Advice for small-business survival

Key to profit: Cutting expenses

Startup companies need to memorize a set of rules to survive the credit squeeze and business downturn, a Spokane investment banker said Friday: focus on making money, become profitable quickly and avoid unneeded spending.

Kevin Cable, executive vice president of Cascadia Capital LLC, told a gathering at the Spokane Club that successful startups will “spend every dollar as though it’s (their) last.”

Early-stage companies in the current economy are in serious trouble if they need investors or survive by going deeper into debt, he said. Cable’s remarks highlighted the first monthly meeting in the Spokane Discovery Series, presented by the Technology Alliance, a Washington state nonprofit group.

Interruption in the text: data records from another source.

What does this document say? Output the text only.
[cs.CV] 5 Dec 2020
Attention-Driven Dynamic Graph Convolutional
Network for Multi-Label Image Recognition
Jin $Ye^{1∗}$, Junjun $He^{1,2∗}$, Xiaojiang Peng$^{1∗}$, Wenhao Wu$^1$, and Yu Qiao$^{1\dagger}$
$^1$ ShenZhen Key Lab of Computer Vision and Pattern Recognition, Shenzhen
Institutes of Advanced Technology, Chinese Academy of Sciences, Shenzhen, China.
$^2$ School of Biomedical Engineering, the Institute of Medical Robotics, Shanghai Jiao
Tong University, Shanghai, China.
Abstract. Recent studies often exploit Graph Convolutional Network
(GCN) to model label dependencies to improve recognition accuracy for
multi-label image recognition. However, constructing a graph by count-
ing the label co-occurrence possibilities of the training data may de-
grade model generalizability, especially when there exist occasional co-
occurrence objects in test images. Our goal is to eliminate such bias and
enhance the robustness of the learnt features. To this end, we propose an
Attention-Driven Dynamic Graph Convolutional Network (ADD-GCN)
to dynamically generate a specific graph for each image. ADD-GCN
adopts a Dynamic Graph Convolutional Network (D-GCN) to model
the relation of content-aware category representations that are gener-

A key to becoming and remaining profitable involves cutting expenses to the bone, noted Cable, who mostly works with software companies at Cascadia. A slide he showed illustrated a key rule: “cash is always king, run lean.”

A fresh example from Seattle is Web-based real estate company Zillow, which has plenty of money in the bank but still is cutting costs to ensure it remains cash-flow positive, Cable said. Zillow just announced it is slashing 27 percent of its work force, or 40 workers.

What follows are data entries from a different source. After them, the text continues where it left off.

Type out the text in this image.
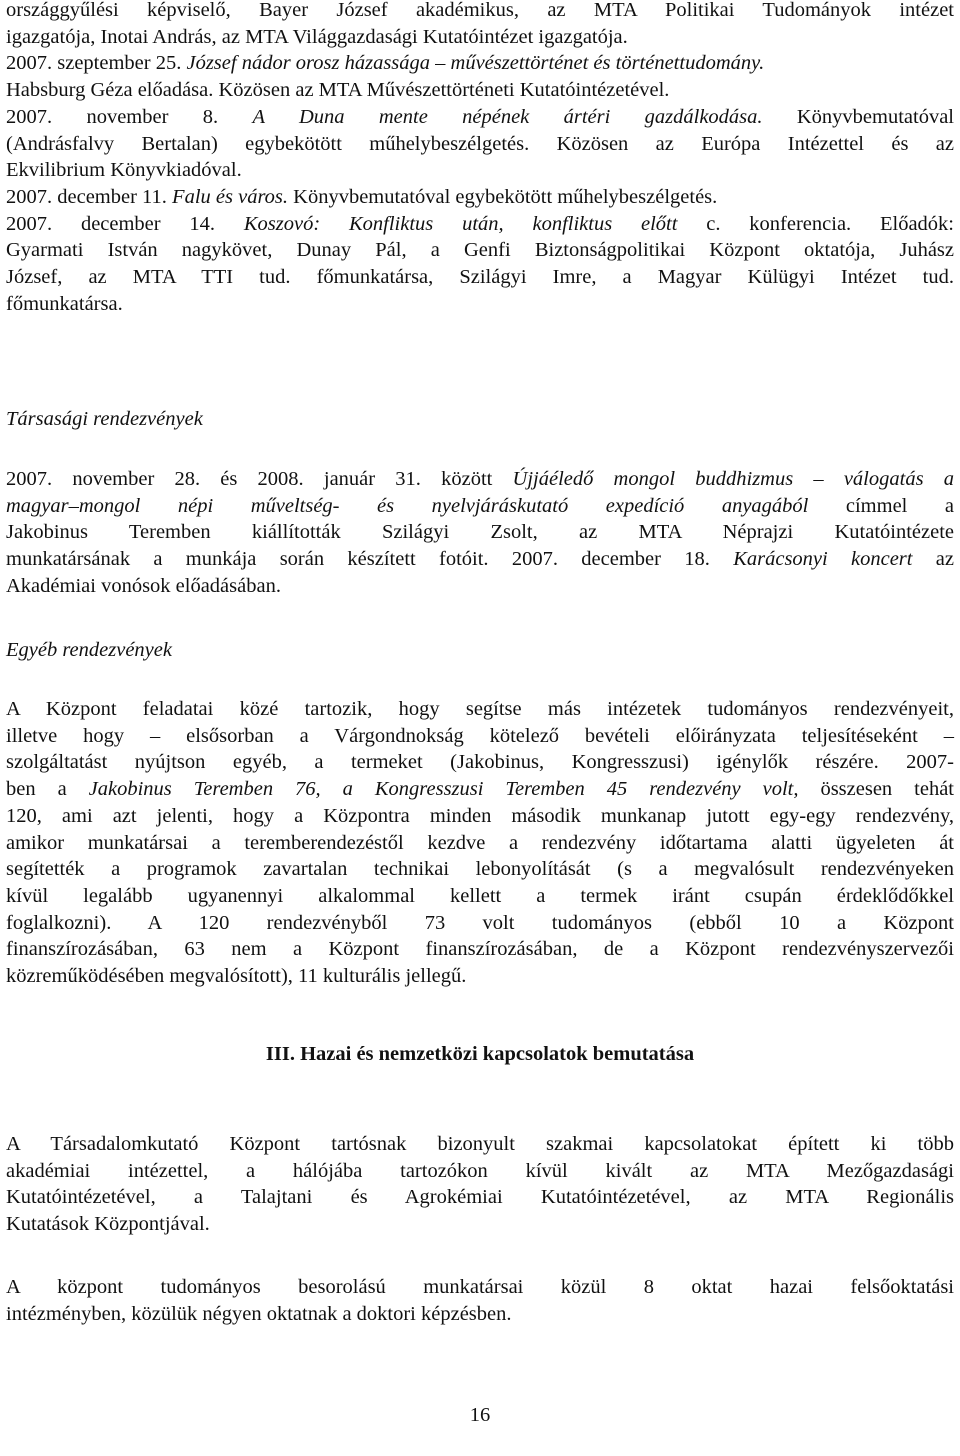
országgyűlési képviselő, Bayer József akadémikus, az MTA Politikai Tudományok intézet
igazgatója, Inotai András, az MTA Világgazdasági Kutatóintézet igazgatója.
2007. szeptember 25. József nádor orosz házassága – művészettörténet és történettudomány.
Habsburg Géza előadása. Közösen az MTA Művészettörténeti Kutatóintézetével.
2007. november 8. A Duna mente népének ártéri gazdálkodása. Könyvbemutatóval
(Andrásfalvy Bertalan) egybekötött műhelybeszélgetés. Közösen az Európa Intézettel és az
Ekvilibrium Könyvkiadóval.
2007. december 11. Falu és város. Könyvbemutatóval egybekötött műhelybeszélgetés.
2007. december 14. Koszovó: Konfliktus után, konfliktus előtt c. konferencia. Előadók:
Gyarmati István nagykövet, Dunay Pál, a Genfi Biztonságpolitikai Központ oktatója, Juhász
József, az MTA TTI tud. főmunkatársa, Szilágyi Imre, a Magyar Külügyi Intézet tud.
főmunkatársa.
Társasági rendezvények
2007. november 28. és 2008. január 31. között Újjáéledő mongol buddhizmus – válogatás a
magyar–mongol népi műveltség- és nyelvjáráskutató expedíció anyagából címmel a
Jakobinus Teremben kiállították Szilágyi Zsolt, az MTA Néprajzi Kutatóintézete
munkatársának a munkája során készített fotóit. 2007. december 18. Karácsonyi koncert az
Akadémiai vonósok előadásában.
Egyéb rendezvények
A Központ feladatai közé tartozik, hogy segítse más intézetek tudományos rendezvényeit,
illetve hogy – elsősorban a Várgondnokság kötelező bevételi előirányzata teljesítéseként –
szolgáltatást nyújtson egyéb, a termeket (Jakobinus, Kongresszusi) igénylők részére. 2007-
ben a Jakobinus Teremben 76, a Kongresszusi Teremben 45 rendezvény volt, összesen tehát
120, ami azt jelenti, hogy a Központra minden második munkanap jutott egy-egy rendezvény,
amikor munkatársai a teremberendezéstől kezdve a rendezvény időtartama alatti ügyeleten át
segítették a programok zavartalan technikai lebonyolítását (s a megvalósult rendezvényeken
kívül legalább ugyanennyi alkalommal kellett a termek iránt csupán érdeklődőkkel
foglalkozni). A 120 rendezvényből 73 volt tudományos (ebből 10 a Központ
finanszírozásában, 63 nem a Központ finanszírozásában, de a Központ rendezvényszervezői
közreműködésében megvalósított), 11 kulturális jellegű.
III. Hazai és nemzetközi kapcsolatok bemutatása
A Társadalomkutató Központ tartósnak bizonyult szakmai kapcsolatokat épített ki több
akadémiai intézettel, a hálójába tartozókon kívül kivált az MTA Mezőgazdasági
Kutatóintézetével, a Talajtani és Agrokémiai Kutatóintézetével, az MTA Regionális
Kutatások Központjával.
A központ tudományos besorolású munkatársai közül 8 oktat hazai felsőoktatási
intézményben, közülük négyen oktatnak a doktori képzésben.
16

The guidelines and survival rules apply to any business that is not profitable, or is barely out of the red. “This applies to all companies, not just tech,” Cable said.

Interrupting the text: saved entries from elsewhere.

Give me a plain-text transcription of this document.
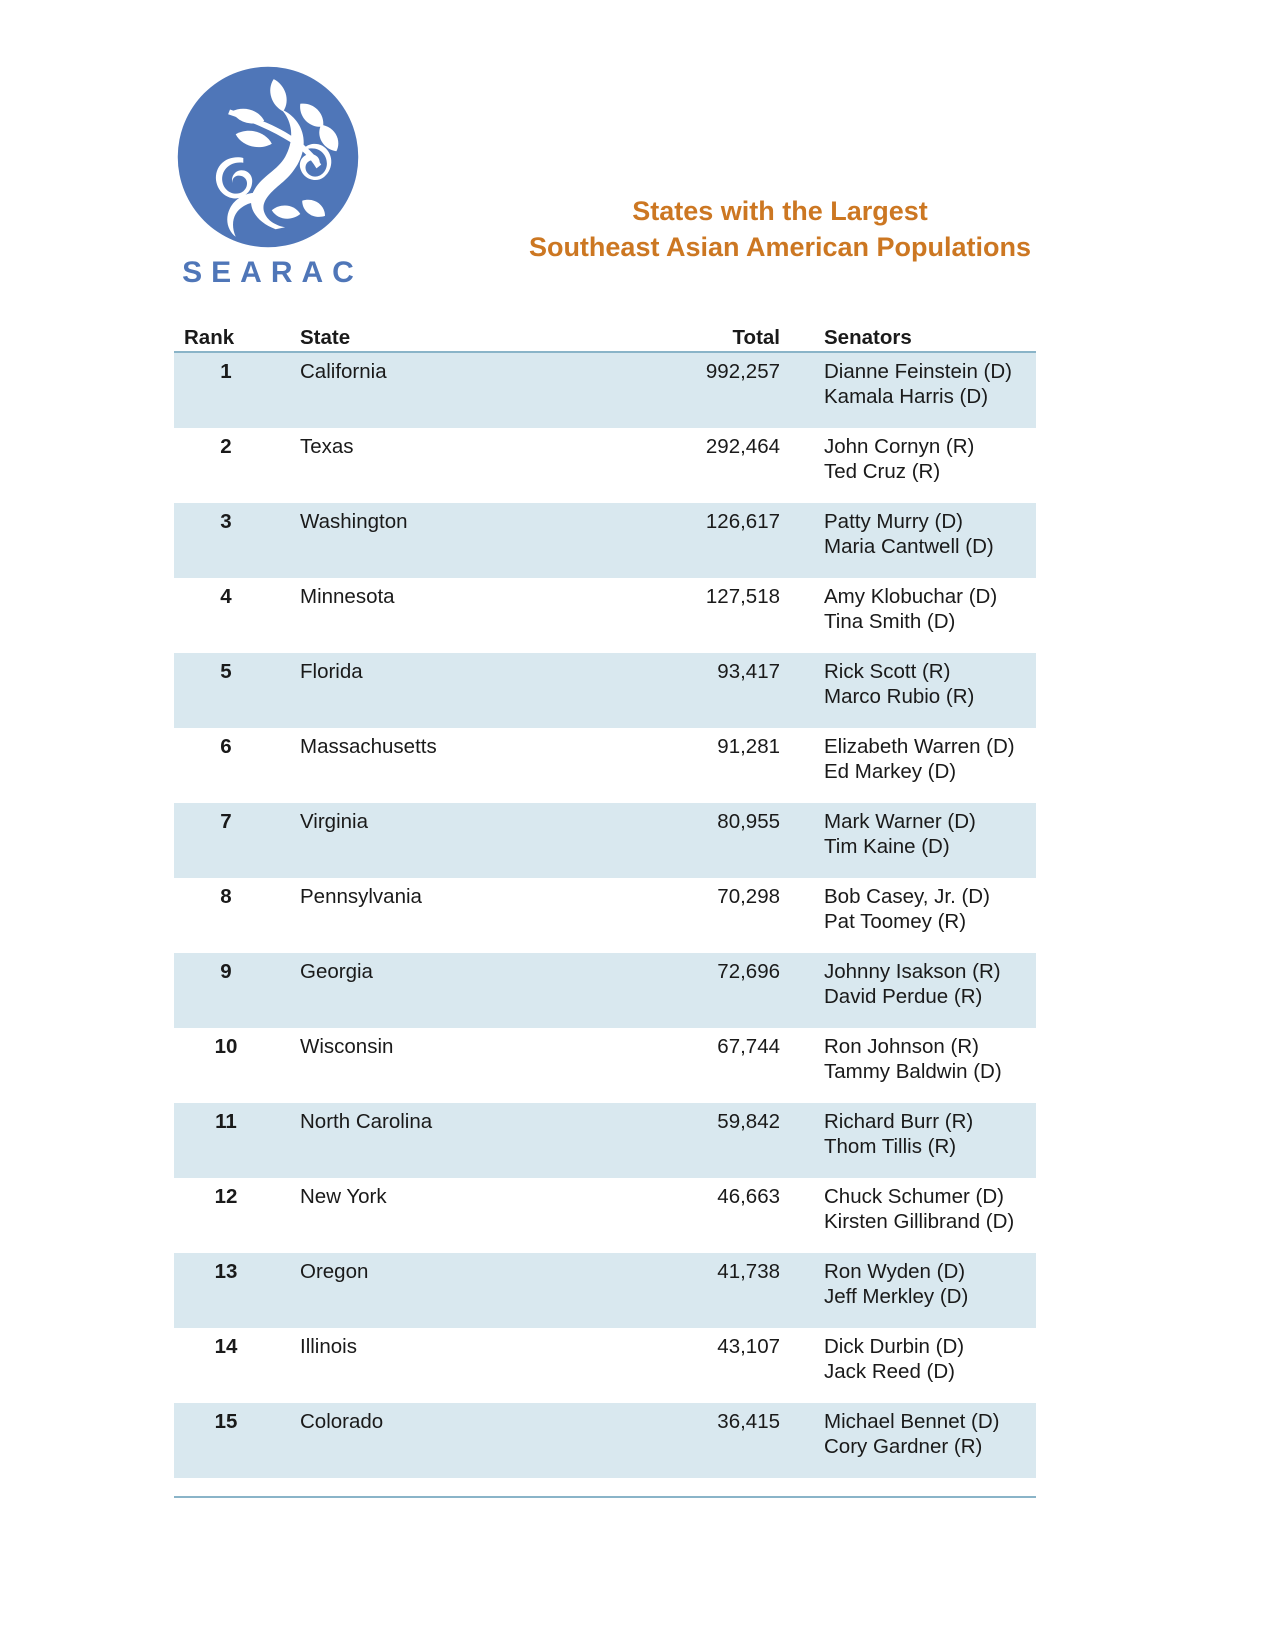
SEARAC
States with the Largest
Southeast Asian American Populations
Rank	State	Total	Senators
1	California	992,257 Dianne Feinstein (D)
Kamala Harris (D)
2	Texas	292,464 John Cornyn (R)
Ted Cruz (R)
3	Washington	126,617 Patty Murry (D)
Maria Cantwell (D)
4	Minnesota	127,518 Amy Klobuchar (D)
Tina Smith (D)
5	Florida	93,417 Rick Scott (R)
Marco Rubio (R)
6	Massachusetts	91,281 Elizabeth Warren (D)
Ed Markey (D)
7	Virginia	80,955 Mark Warner (D)
Tim Kaine (D)
8	Pennsylvania	70,298 Bob Casey, Jr. (D)
Pat Toomey (R)
9	Georgia	72,696 Johnny Isakson (R)
David Perdue (R)
10	Wisconsin	67,744 Ron Johnson (R)
Tammy Baldwin (D)
11	North Carolina	59,842 Richard Burr (R)
Thom Tillis (R)
12	New York	46,663 Chuck Schumer (D)
Kirsten Gillibrand (D)
13	Oregon	41,738 Ron Wyden (D)
Jeff Merkley (D)
14	Illinois	43,107 Dick Durbin (D)
Jack Reed (D)
15	Colorado	36,415 Michael Bennet (D)
Cory Gardner (R)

Cable sees some tech companies holding on and even growing, despite the bleak economic picture. That’s because innovation is still a major driver as companies search for ways to become more efficient, he said.

Tech firms offering improvements in business services will see room for growth. Companies involved in tech infrastructure, such as IT equipment, won’t see much gain, according to Cable.

In his view, the pain won’t go away quickly.

“This is going to be a very long recovery,” said Cable; “2009 will be a really hard year.”